Terminata la visita al Musée Chagall, recupero l’auto parcheggiata nelle vicinanze e mi instrado per la ripida discesa di boulevard de Cimiez. Sono quasi due anni che non vengo a Nizza: erano i giorni precedenti l’attentato e i Bleus stavano per giocare la semifinale dell’Europeo. Amo questa città e ogni tanto provo il bisogno di rivederla, di sapere che è sempre là, ad aspettarmi.
Un pannello lampeggiante segnala che il centro e la Promenade des Anglais sono chiusi per la sfilata carnevalesca.
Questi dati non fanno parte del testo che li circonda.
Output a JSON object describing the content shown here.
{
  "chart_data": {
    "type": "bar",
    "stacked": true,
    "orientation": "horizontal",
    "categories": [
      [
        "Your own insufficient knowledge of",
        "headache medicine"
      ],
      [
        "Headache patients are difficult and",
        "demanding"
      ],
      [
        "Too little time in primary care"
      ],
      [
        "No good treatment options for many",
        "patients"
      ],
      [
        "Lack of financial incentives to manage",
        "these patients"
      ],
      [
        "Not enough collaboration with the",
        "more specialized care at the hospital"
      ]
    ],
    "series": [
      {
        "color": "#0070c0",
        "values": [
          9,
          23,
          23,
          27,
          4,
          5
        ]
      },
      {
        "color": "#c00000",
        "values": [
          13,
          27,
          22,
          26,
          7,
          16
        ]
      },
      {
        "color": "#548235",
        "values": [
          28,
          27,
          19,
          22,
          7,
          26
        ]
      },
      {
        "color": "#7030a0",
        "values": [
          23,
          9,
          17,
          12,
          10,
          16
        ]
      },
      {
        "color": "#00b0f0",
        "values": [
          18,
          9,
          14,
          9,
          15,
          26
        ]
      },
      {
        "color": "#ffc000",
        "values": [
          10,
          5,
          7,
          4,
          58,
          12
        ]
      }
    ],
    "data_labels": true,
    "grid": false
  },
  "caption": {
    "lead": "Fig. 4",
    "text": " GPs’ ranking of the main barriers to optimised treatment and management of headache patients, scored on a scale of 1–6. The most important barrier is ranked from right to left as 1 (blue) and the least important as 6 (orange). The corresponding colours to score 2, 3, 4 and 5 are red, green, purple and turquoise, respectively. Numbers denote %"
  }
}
Alcuni flic con paletta e aria nervosa invitano gli automobilisti a deviare verso Nizza Est e l’A8. Il carnevale in Quaresima mi sembra una tradizione incomprensibile, tuttavia non perdo la pazienza: forse non era ancora giunto il momento di ritornare, saprò attendere e comprendere.
Imbocco allora la Basse Corniche in direzione di Villefranche, mentre la pioggia comincia a cadere fitta. Mi fermo nei pressi del porto per una fotografia alla rada che mostra un’insolita luce grigio cenere, mesta, stranamente poco accogliente. Una petroliera è ormeggiata al largo e sullo sfondo scorgo il faro di Cap Ferrat in cui fantasticavo di andare a vivere. Quel tempo è invece già passato e non tornerà.
Il carnevale mi ha richiamato alla memoria À propos de Nice che ho rivisto qualche sera fa. C’è un dettaglio cui non avevo posto sufficiente attenzione: le facce al sole che sembrano uscite da un quadro di Grosz sono identiche a quelle che puoi vedere oggi sulla Prom’. Non appartengono più all’alta borghesia che svernava sulla Côte nel primo dopoguerra ma ad una classe sociale indistinta, omogeneizzata, senza nazionalità né segni distintivi. La stessa che potresti trovare a Soči come ad Antalya.